Energy service giant Wood will sell its nuclear business to US company Jacobs for £250 million.
Wood, headquartered in Aberdeen, expects the deal to go through before the end of the first quarter of 2020, subject to anti-trust clearance being obtained.
Jacobs will pay £7.5 million to Wood in certain circumstances where the transaction is not cleared by the Competition and Markets Authority.
Wood will use the proceeds to reduce debt and achieve its target leverage policy.
In 2017, the group completed the £2.2 billion takeover of Amec Foster Wheeler, whose portfolio included a large nuclear division.
Wood’s nuclear branch designs, delivers and maintains strategic and complex nuclear assets for customers primarily in the UK.
Wood chief financial officer David Kemp said: “The sale of our nuclear business follows other recent divestments and marks a significant step towards achieving Wood’s target leverage policy.
“Although our nuclear business is a strong UK player and has performed well, we see better opportunities to develop clear global leadership positions across other parts of our business.”
Wood also reported an increase in first-half profits before tax and exceptional items to £81m from £68m, despite a 2.6% dip in revenues to £3.9bn.

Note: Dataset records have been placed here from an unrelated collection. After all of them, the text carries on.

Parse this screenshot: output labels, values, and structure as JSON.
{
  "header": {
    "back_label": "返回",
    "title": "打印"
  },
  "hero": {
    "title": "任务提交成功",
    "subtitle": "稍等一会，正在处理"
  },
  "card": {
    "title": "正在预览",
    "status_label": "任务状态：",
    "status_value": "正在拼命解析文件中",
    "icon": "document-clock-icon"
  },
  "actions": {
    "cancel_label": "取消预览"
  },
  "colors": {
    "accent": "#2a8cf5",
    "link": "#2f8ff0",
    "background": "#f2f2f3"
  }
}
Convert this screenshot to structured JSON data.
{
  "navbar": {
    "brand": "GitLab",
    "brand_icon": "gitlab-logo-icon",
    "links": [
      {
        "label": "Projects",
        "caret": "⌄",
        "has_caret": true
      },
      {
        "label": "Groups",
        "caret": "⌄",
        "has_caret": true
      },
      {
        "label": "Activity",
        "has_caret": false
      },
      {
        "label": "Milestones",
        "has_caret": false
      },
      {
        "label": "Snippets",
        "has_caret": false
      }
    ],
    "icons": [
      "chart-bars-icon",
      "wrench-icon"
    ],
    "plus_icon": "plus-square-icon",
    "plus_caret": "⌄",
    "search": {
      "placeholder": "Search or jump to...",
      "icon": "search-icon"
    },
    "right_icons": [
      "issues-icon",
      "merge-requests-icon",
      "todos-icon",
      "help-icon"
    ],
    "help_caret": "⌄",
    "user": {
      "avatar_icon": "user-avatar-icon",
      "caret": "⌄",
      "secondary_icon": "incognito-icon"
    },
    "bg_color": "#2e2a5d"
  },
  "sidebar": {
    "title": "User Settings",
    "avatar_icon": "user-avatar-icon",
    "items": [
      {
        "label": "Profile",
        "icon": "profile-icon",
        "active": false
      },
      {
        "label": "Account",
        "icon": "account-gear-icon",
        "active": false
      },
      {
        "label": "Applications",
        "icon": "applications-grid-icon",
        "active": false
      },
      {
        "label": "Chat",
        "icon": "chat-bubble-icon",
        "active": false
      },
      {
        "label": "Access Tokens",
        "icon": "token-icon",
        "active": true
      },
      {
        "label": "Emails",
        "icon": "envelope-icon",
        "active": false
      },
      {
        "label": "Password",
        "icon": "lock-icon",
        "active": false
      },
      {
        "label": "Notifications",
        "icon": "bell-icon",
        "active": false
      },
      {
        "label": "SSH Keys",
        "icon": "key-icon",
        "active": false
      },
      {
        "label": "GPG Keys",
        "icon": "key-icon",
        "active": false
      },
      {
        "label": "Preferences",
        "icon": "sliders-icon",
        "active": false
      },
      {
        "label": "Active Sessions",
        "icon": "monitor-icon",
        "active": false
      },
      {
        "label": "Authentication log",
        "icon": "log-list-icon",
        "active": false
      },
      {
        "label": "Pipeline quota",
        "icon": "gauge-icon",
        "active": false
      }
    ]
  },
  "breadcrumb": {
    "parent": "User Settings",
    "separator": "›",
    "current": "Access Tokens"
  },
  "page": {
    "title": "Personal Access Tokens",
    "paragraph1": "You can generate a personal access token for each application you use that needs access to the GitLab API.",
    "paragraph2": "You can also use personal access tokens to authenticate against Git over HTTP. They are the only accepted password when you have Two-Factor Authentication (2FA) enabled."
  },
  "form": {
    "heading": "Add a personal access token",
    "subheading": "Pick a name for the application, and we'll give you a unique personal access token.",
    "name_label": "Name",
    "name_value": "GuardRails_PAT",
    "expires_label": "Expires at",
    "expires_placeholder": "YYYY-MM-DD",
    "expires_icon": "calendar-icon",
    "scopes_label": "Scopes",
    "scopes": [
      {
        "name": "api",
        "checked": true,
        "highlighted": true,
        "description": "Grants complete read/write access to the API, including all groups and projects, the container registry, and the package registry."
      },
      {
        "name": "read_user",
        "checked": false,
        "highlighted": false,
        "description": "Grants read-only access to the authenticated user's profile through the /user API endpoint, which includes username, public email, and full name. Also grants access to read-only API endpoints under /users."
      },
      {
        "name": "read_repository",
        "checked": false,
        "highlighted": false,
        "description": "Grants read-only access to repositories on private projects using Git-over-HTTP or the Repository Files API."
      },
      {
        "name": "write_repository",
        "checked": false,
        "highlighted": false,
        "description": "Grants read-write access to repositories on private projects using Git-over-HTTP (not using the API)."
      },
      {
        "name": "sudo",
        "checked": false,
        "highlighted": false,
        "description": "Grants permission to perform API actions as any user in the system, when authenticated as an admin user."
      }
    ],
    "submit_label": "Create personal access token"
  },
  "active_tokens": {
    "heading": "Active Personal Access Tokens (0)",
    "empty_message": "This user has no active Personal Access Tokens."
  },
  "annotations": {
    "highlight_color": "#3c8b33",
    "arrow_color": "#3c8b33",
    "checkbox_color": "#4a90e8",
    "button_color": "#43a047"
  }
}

Total profit for the period totalled £10.7m, a vast improvement on a deficit of £43m in the first half of 2018.
Chief executive Robin Watson said the increase in profits was driven by activities in energy markets in the eastern hemisphere, and Wood’s environment and infrastructure operations in North America, together with cost synergies.
Mr Watson said: “With 87% of 2019 revenues delivered or secured we remain confident in our full year outlook and guidance is unchanged.
“Looking further ahead, we remain well positioned for growth across the energy and built environment markets.”
Wood’s net debt at June 30 was £1.46bn, adversely impacted by two cash receipts totalling £107m anticipated in June but received in early July.
The group had an order book of £7.6bn at the end of June, down 2.3% year-on-year.
David Barclay, head of office at Brewin Dolphin Aberdeen, said: “Debt levels have been the main cause of concern about Wood – today’s announcement of the sale of its nuclear division will go some way towards assuaging those fears.
“Overall, it’s a positive set of results for the company after a choppy 2019 – Wood has swung back to profit and has good visibility of future earnings.
“Investors will have one eye on the slight fall in revenues and a marginally smaller order book, but the business remains in an encouraging position.”